Marie Antoinette and Le Petite Trianon

The show at the Legion on Marie Antoinette’s decorative arts, paintings and sculpture that adorned the Petite Trianon is quite sumptuous. Based on the Grand Trianon, a retreat area the King had enjoyed as a child, Petit Trianon was completed on the Versailles grounds in 1768. Initially built as a gift from Louis XV to his mistress Madame de Pompadour, the main building of this “natural getaway” features architecture in the new neo-Classical style and exceptional interior woodwork.

When Louis XVI took the throne in 1775, he gave Petit Trianon as a gift to Marie Antoinette. Despite the fact that no cost was spared to make the building over to suit the Queen's taste and allow her to make it her own, it never really lost the taint of being associated with the most dominant royal mistress in French history. (PBS website).
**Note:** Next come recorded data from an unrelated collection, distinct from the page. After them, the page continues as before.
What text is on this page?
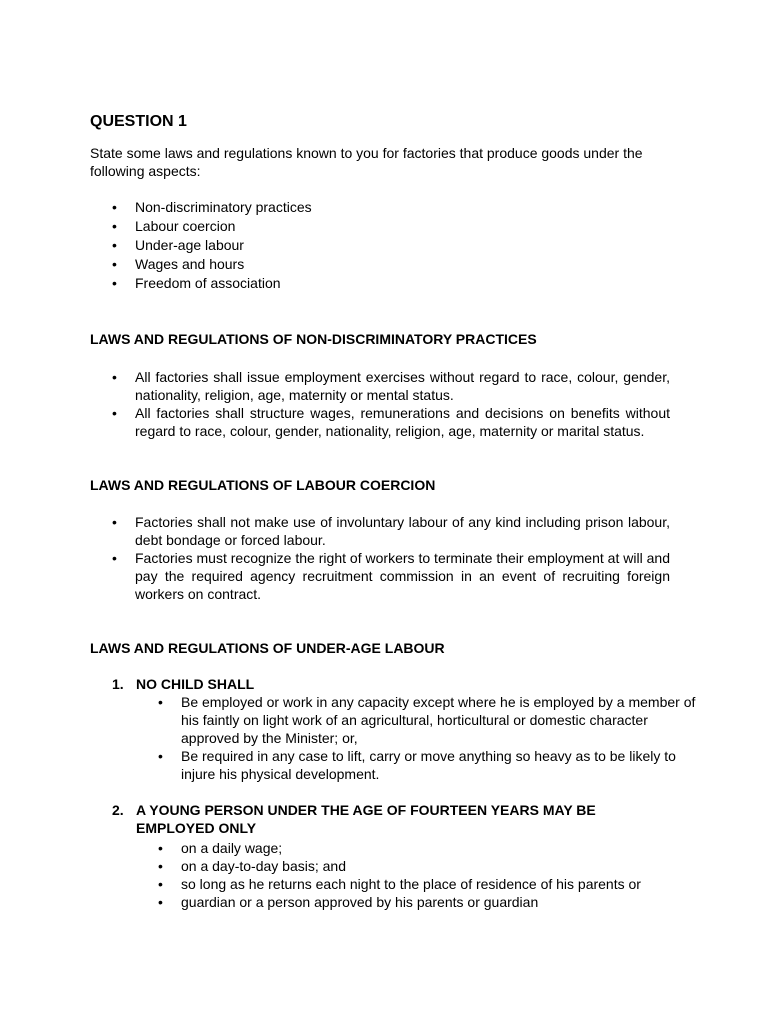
QUESTION 1
State some laws and regulations known to you for factories that produce goods under the following aspects:
• Non-discriminatory practices
• Labour coercion
• Under-age labour
• Wages and hours
• Freedom of association
LAWS AND REGULATIONS OF NON-DISCRIMINATORY PRACTICES
• All factories shall issue employment exercises without regard to race, colour, gender, nationality, religion, age, maternity or mental status.
• All factories shall structure wages, remunerations and decisions on benefits without regard to race, colour, gender, nationality, religion, age, maternity or marital status.
LAWS AND REGULATIONS OF LABOUR COERCION
• Factories shall not make use of involuntary labour of any kind including prison labour, debt bondage or forced labour.
• Factories must recognize the right of workers to terminate their employment at will and pay the required agency recruitment commission in an event of recruiting foreign workers on contract.
LAWS AND REGULATIONS OF UNDER-AGE LABOUR
1. NO CHILD SHALL
• Be employed or work in any capacity except where he is employed by a member of his faintly on light work of an agricultural, horticultural or domestic character approved by the Minister; or,
• Be required in any case to lift, carry or move anything so heavy as to be likely to injure his physical development.
2. A YOUNG PERSON UNDER THE AGE OF FOURTEEN YEARS MAY BE EMPLOYED ONLY
• on a daily wage;
• on a day-to-day basis; and
• so long as he returns each night to the place of residence of his parents or
• guardian or a person approved by his parents or guardian
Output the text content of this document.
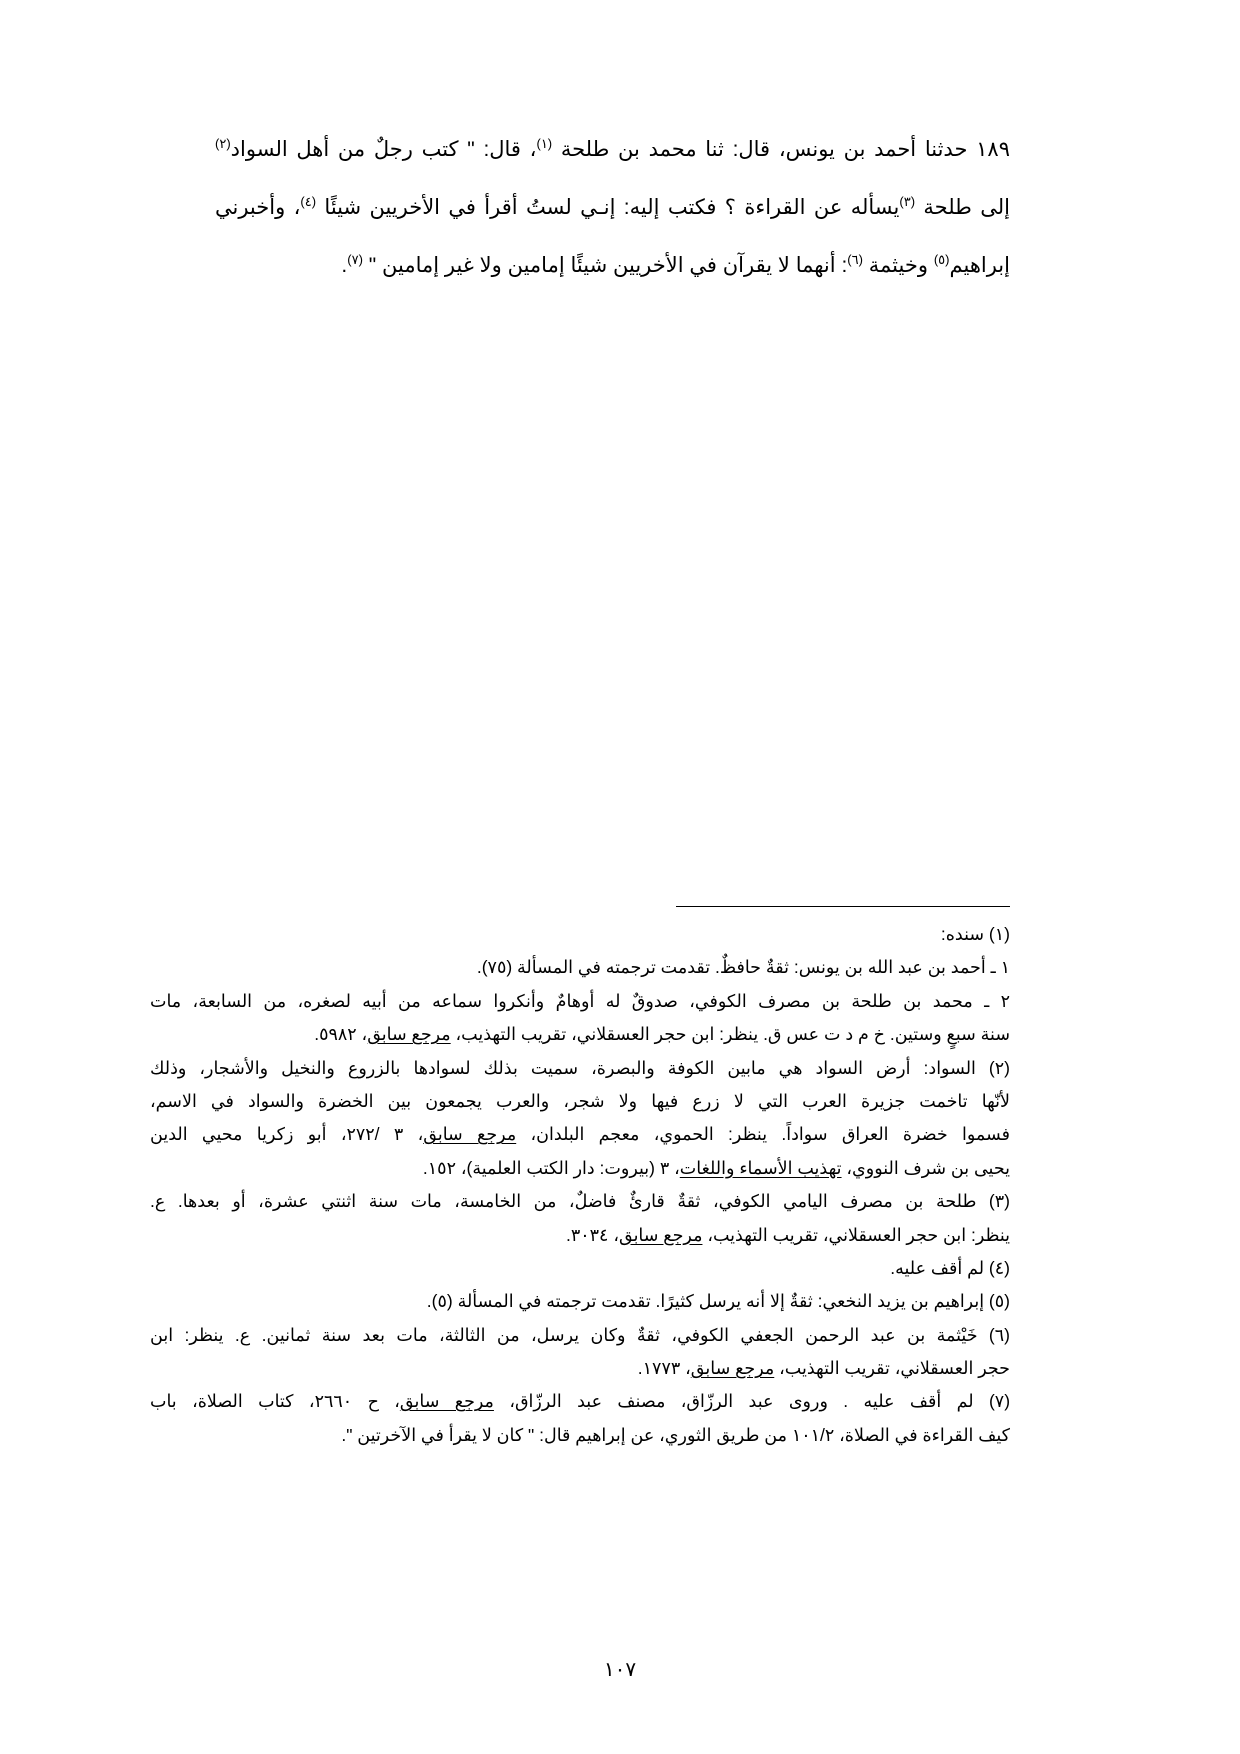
١٨٩ حدثنا أحمد بن يونس، قال: ثنا محمد بن طلحة $^{(١)}$، قال: " كتب رجلٌ من أهل السواد$^{(٢)}$
إلى طلحة $^{(٣)}$يسأله عن القراءة ؟ فكتب إليه: إنـي لستُ أقرأ في الأخريين شيئًا $^{(٤)}$، وأخبرني
إبراهيم$^{(٥)}$ وخيثمة $^{(٦)}$: أنهما لا يقرآن في الأخريين شيئًا إمامين ولا غير إمامين " $^{(٧)}$.
(١) سنده:
١ ـ أحمد بن عبد الله بن يونس: ثقةٌ حافظٌ. تقدمت ترجمته في المسألة (٧٥).
٢ ـ محمد بن طلحة بن مصرف الكوفي، صدوقٌ له أوهامٌ وأنكروا سماعه من أبيه لصغره، من السابعة، مات
سنة سبعٍ وستين. خ م د ت عس ق. ينظر: ابن حجر العسقلاني، تقريب التهذيب، مرجع سابق، ٥٩٨٢.
(٢) السواد: أرض السواد هي مابين الكوفة والبصرة، سميت بذلك لسوادها بالزروع والنخيل والأشجار، وذلك
لأنّها تاخمت جزيرة العرب التي لا زرع فيها ولا شجر، والعرب يجمعون بين الخضرة والسواد في الاسم،
فسموا خضرة العراق سواداً. ينظر: الحموي، معجم البلدان، مرجع سابق، ٣ /٢٧٢، أبو زكريا محيي الدين
يحيى بن شرف النووي، تهذيب الأسماء واللغات، ٣ (بيروت: دار الكتب العلمية)، ١٥٢.
(٣) طلحة بن مصرف اليامي الكوفي، ثقةٌ قارئٌ فاضلٌ، من الخامسة، مات سنة اثنتي عشرة، أو بعدها. ع.
ينظر: ابن حجر العسقلاني، تقريب التهذيب، مرجع سابق، ٣٠٣٤.
(٤) لم أقف عليه.
(٥) إبراهيم بن يزيد النخعي: ثقةٌ إلا أنه يرسل كثيرًا. تقدمت ترجمته في المسألة (٥).
(٦) خَيْثمة بن عبد الرحمن الجعفي الكوفي، ثقةٌ وكان يرسل، من الثالثة، مات بعد سنة ثمانين. ع. ينظر: ابن
حجر العسقلاني، تقريب التهذيب، مرجع سابق، ١٧٧٣.
(٧) لم أقف عليه . وروى عبد الرزّاق، مصنف عبد الرزّاق، مرجع سابق، ح ٢٦٦٠، كتاب الصلاة، باب
كيف القراءة في الصلاة، ١٠١/٢ من طريق الثوري، عن إبراهيم قال: " كان لا يقرأ في الآخرتين ".
١٠٧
18th Century artwork has never held much interest for me but it was fascinating to view the original works – works that have been copied so often and so poorly. They have an exquisite delicacy that reproductions cannot capture. Images of roses and cornflowers adorn everything – including some of the fancy porcelain that was used in the dairy at Trianon – show her exquisite taste but also, her complete distance from the reality of the majority of the French at the time. The carved and gilded furniture and the beautifully recreated rooms give a taste of what life must have been like for the elite, where, as Talleyrand said, “Whoever did not live in the years neighboring 1789 does not know what the pleasure of living means.”
[Fr., Qui n'a pas vecu dans les annees voisines de 1789 ne sait pas ce que c'est le palisir de vivre.]
(Images from the Legion’s website; information on Marie Antoinette from the PBS and Legions’ website).